Was sind die Nachteile der Arbeit für Übersetzungsagenturen?

Kaum Kontakt zur Endkundschaft, Austauschbarkeit von Personen und Texten

Je größer die Agentur, desto größer ist die Gefahr, dass Übersetzungsleistungen als austauschbare Ware betrachtet werden, die von beliebigen Leuten geliefert werden können. Oft erlebt man im Projektmanagement (PM) Menschen, die Texte wahllos bei vielen Freelancern oder über Plattformen anfragen und sich nicht wirklich darum kümmern, ob diese auch tatsächlich dieses Fachgebiet bedienen. Daher ist es wichtig, jeden Text zunächst wenigstens zu überfliegen, um festzustellen, ob er ins eigene „Beuteschema“ passt.

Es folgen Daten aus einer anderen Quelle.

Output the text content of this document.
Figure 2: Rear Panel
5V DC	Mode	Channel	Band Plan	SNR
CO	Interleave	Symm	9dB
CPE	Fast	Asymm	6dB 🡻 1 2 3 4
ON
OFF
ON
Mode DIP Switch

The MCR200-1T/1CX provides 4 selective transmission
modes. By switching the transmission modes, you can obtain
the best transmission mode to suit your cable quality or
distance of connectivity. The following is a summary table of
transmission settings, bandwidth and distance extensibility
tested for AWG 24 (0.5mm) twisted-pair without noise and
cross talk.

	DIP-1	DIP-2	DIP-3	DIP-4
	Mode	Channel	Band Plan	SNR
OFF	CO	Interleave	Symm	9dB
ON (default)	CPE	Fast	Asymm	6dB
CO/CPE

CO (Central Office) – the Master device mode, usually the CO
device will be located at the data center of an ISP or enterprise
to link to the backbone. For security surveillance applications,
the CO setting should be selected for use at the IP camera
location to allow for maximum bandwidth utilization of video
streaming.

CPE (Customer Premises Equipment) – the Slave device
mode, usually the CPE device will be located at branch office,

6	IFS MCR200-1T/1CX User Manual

Manchmal wird auch versucht, Aufträge zu vergeben, ohne die betreffenden Dokumente vorher zur Verfügung zu stellen. Darauf sollte man sich grundsätzlich nur einlassen, wenn man die betreffende Person im Projektmanagement schon länger kennt und weiß, dass sie eine gute Vorauswahl trifft. Kommt es trotzdem vor, dass man dann einen Text angenommen hat, der nicht passt, sollte man das direkt anmerken und den Auftrag unter Umständen auch nachträglich – und zwar möglichst schnell – noch ablehnen, damit er anderweitig vergeben werden kann.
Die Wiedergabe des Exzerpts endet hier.